Considérant ce qui suit :
1. Aux termes de l’article L. 521-2 du code de justice administrative : « Saisi d’une demande en ce sens justifiée par l’urgence, le juge des référés peut ordonner toutes mesures nécessaires à la sauvegarde d’une liberté fondamentale à laquelle une personne morale de droit public ou un organisme de droit privé chargé de la gestion d’un service public aurait porté, dans l’exercice d’un de ses pouvoirs, une atteinte grave et manifestement illégale. Le juge des référés se prononce dans un délai de quarante-huit heures. » En vertu de l’article L. 522-3 du même code, le juge des référés peut, par une ordonnance motivée, rejeter une requête sans instruction ni audience lorsque la condition d’urgence n’est pas remplie ou lorsqu’il apparaît manifeste, au vu de la demande, que celle-ci ne relève pas de la compétence de la juridiction administrative, qu’elle est irrecevable ou qu’elle est mal fondée.

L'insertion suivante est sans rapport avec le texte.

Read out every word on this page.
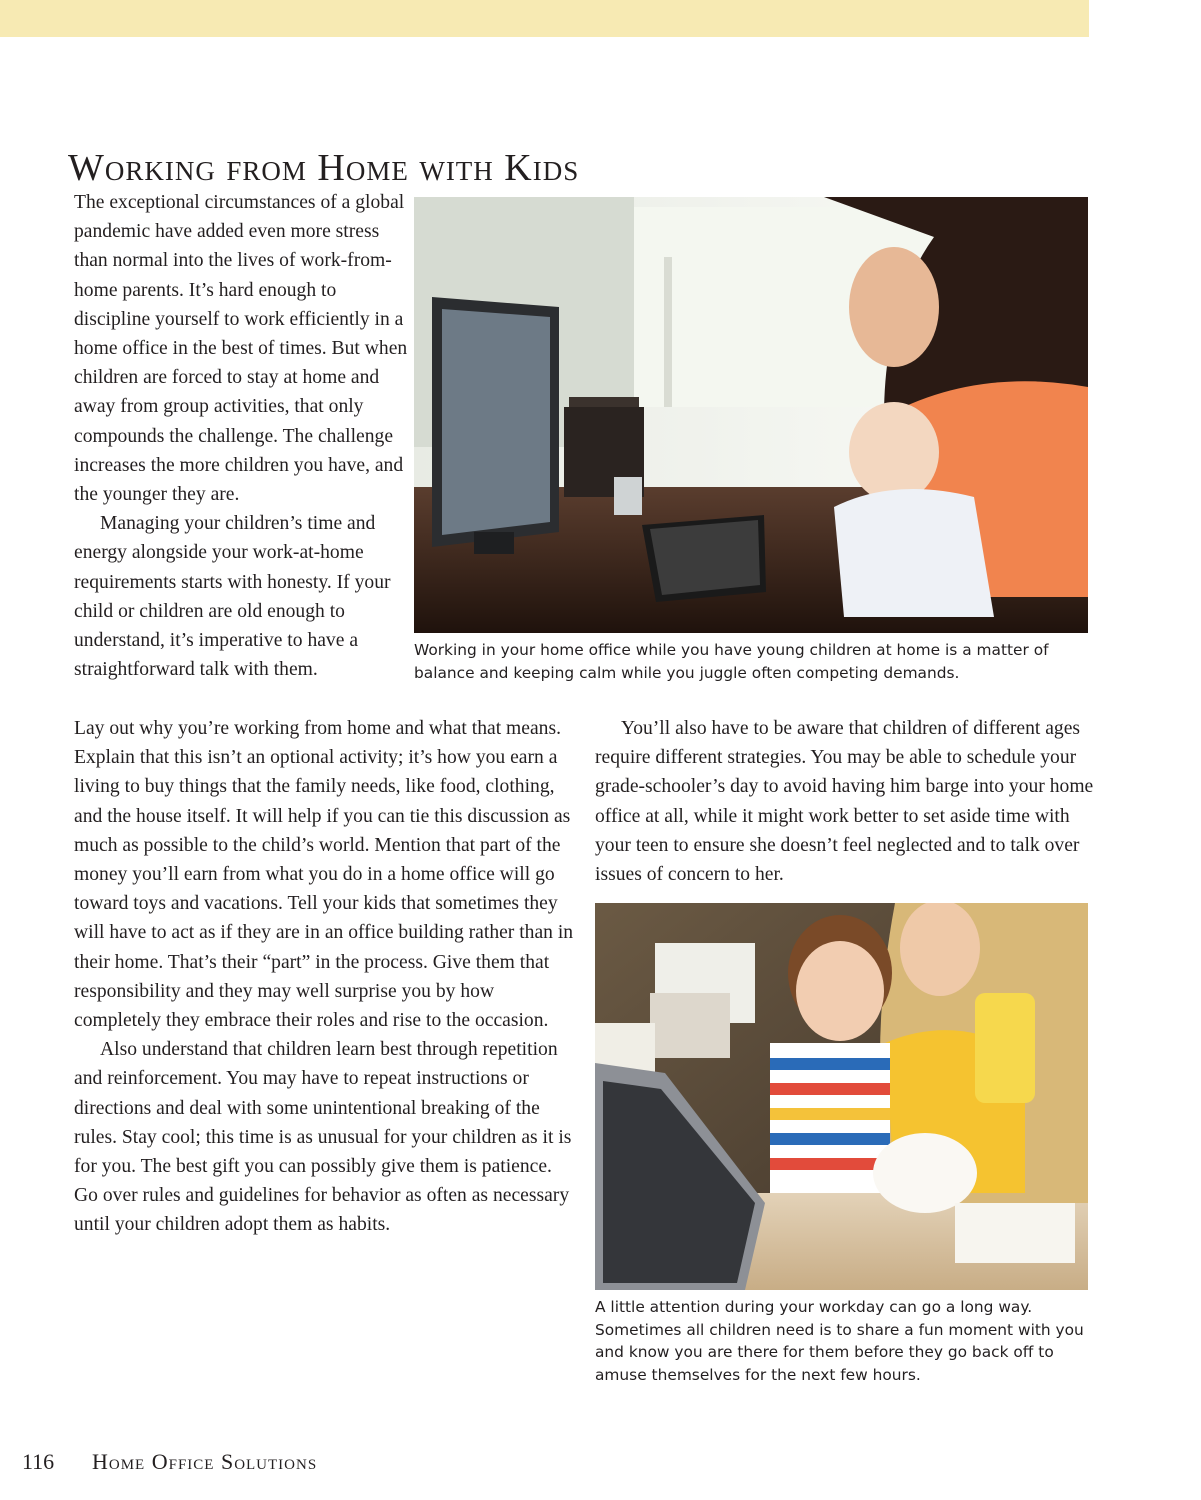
Working from Home with Kids

The exceptional circumstances of a global pandemic have added even more stress than normal into the lives of work-from-home parents. It’s hard enough to discipline yourself to work efficiently in a home office in the best of times. But when children are forced to stay at home and away from group activities, that only compounds the challenge. The challenge increases the more children you have, and the younger they are.

Managing your children’s time and energy alongside your work-at-home requirements starts with honesty. If your child or children are old enough to understand, it’s imperative to have a straightforward talk with them.

Working in your home office while you have young children at home is a matter of balance and keeping calm while you juggle often competing demands.

Lay out why you’re working from home and what that means. Explain that this isn’t an optional activity; it’s how you earn a living to buy things that the family needs, like food, clothing, and the house itself. It will help if you can tie this discussion as much as possible to the child’s world. Mention that part of the money you’ll earn from what you do in a home office will go toward toys and vacations. Tell your kids that sometimes they will have to act as if they are in an office building rather than in their home. That’s their “part” in the process. Give them that responsibility and they may well surprise you by how completely they embrace their roles and rise to the occasion.

Also understand that children learn best through repetition and reinforcement. You may have to repeat instructions or directions and deal with some unintentional breaking of the rules. Stay cool; this time is as unusual for your children as it is for you. The best gift you can possibly give them is patience. Go over rules and guidelines for behavior as often as necessary until your children adopt them as habits.

You’ll also have to be aware that children of different ages require different strategies. You may be able to schedule your grade-schooler’s day to avoid having him barge into your home office at all, while it might work better to set aside time with your teen to ensure she doesn’t feel neglected and to talk over issues of concern to her.

A little attention during your workday can go a long way. Sometimes all children need is to share a fun moment with you and know you are there for them before they go back off to amuse themselves for the next few hours.

116 Home Office Solutions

2. Lorsqu’un requérant fonde son action sur la procédure particulière instituée par l’article L. 521-2 du code de justice administrative, il lui appartient de justifier de circonstances caractérisant une situation d’urgence particulière qui implique, sous réserve que les autres conditions posées par cette disposition soient remplies, qu’une mesure visant à sauvegarder une liberté fondamentale doive être prise à très bref délai.

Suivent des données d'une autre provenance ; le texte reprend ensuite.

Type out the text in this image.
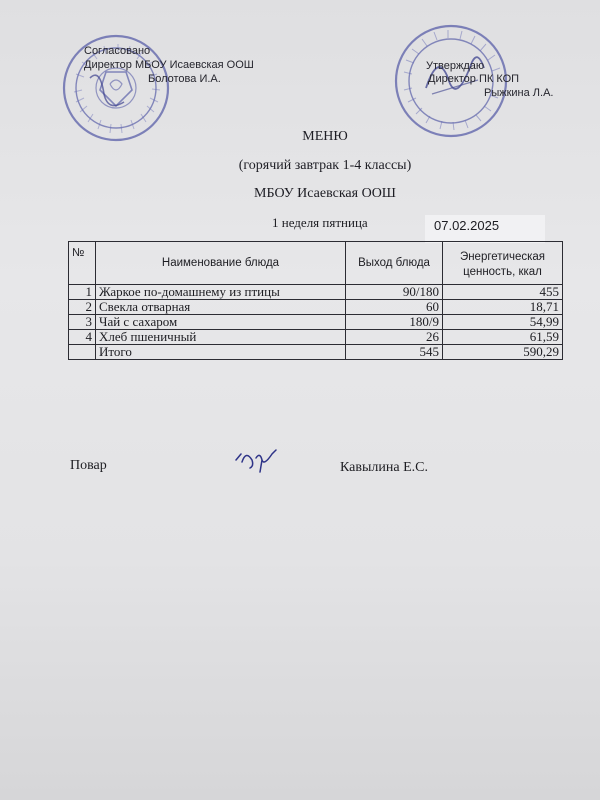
Согласовано
Директор МБОУ Исаевская ООШ
Болотова И.А.
Утверждаю
Директор ПК КОП
Рыжкина Л.А.
МЕНЮ
(горячий завтрак 1-4 классы)
МБОУ Исаевская ООШ
1 неделя пятница	07.02.2025
№	Наименование блюда	Выход блюда	Энергетическая ценность, ккал
1	Жаркое по-домашнему из птицы	90/180	455
2	Свекла отварная	60	18,71
3	Чай с сахаром	180/9	54,99
4	Хлеб пшеничный	26	61,59
	Итого	545	590,29
Повар	Кавылина Е.С.
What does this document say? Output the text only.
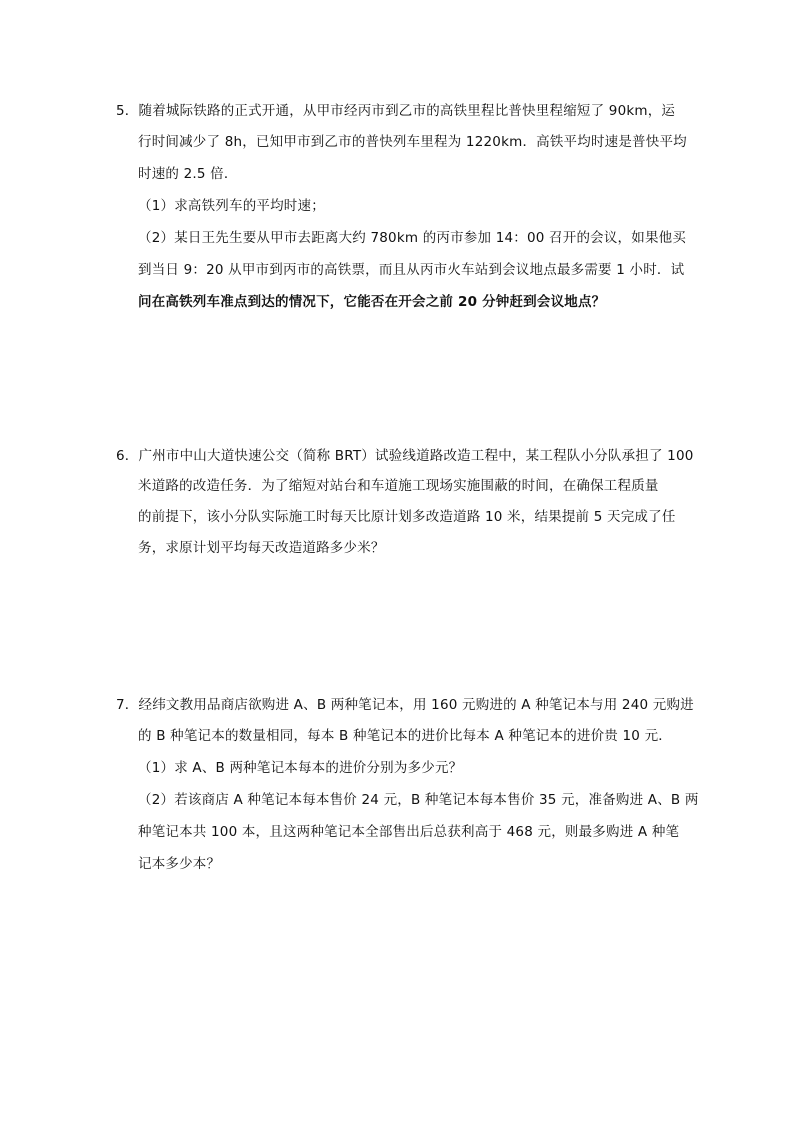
5．随着城际铁路的正式开通，从甲市经丙市到乙市的高铁里程比普快里程缩短了 90km，运
行时间减少了 8h，已知甲市到乙市的普快列车里程为 1220km．高铁平均时速是普快平均
时速的 2.5 倍．
（1）求高铁列车的平均时速；
（2）某日王先生要从甲市去距离大约 780km 的丙市参加 14：00 召开的会议，如果他买
到当日 9：20 从甲市到丙市的高铁票，而且从丙市火车站到会议地点最多需要 1 小时．试
问在高铁列车准点到达的情况下，它能否在开会之前 20 分钟赶到会议地点？
6．广州市中山大道快速公交（简称 BRT）试验线道路改造工程中，某工程队小分队承担了 100
米道路的改造任务．为了缩短对站台和车道施工现场实施围蔽的时间，在确保工程质量
的前提下，该小分队实际施工时每天比原计划多改造道路 10 米，结果提前 5 天完成了任
务，求原计划平均每天改造道路多少米？
7．经纬文教用品商店欲购进 A、B 两种笔记本，用 160 元购进的 A 种笔记本与用 240 元购进
的 B 种笔记本的数量相同，每本 B 种笔记本的进价比每本 A 种笔记本的进价贵 10 元．
（1）求 A、B 两种笔记本每本的进价分别为多少元？
（2）若该商店 A 种笔记本每本售价 24 元，B 种笔记本每本售价 35 元，准备购进 A、B 两
种笔记本共 100 本，且这两种笔记本全部售出后总获利高于 468 元，则最多购进 A 种笔
记本多少本？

3. Mme A, ressortissante sud-coréenne née le 22 juin 1992, a demandé le 1er novembre 2024 le renouvellement de son titre de séjour « étudiant ». Par un arrêté du 23 mai 2025, le préfet de police a rejeté sa demande et l’a obligée à quitter le territoire dans un délai de trente jours. Par la présente requête, Mme A demande au juge des référés saisi sur le fondement de l’article L 521-2 du code de justice administrative d’ordonner au préfet de police de lui délivrer une autorisation provisoire de séjour avec autorisation de travail
4. Pour justifier de l’urgence de sa situation, Mme A se prévaut de l’impossibilité d’exercer son emploi de musicienne interprète et en conséquence de la perte brutale de ses revenus qui aggrave sa situation de précarité. Toutefois, ces éléments ne sont pas de nature à caractériser une urgence telle qu’elle appellerait une réponse immédiate du juge des référés. Dans ces conditions, elle ne justifie d’aucune situation d’urgence qui rendrait nécessaire l’intervention, dans un délai de quarante-huit heures, d’une mesure de la nature de celles qui peuvent être ordonnées sur le fondement de l’article L. 521-2 du code de justice administrative.
5. Il résulte de ce qui précède que la requête de Mme A doit être rejetée en toutes ses conclusions par application de l’article L. 522-3 du code de justice administrative.
O R D O N N E :
Article 1er : La requête de Mme A est rejetée.
Article 2 : La présente ordonnance sera notifiée à Mme B A.
Fait à Paris, le 13 août 2025.
La juge des référés,
Signé
P. Bailly
La République mande et ordonne au ministre d’Etat, ministre de l’intérieur en ce qui le concerne ou à tous commissaires de justice à ce requis en ce qui concerne les voies de droit commun contre les parties privées, de pourvoir à l’exécution de la présente décision.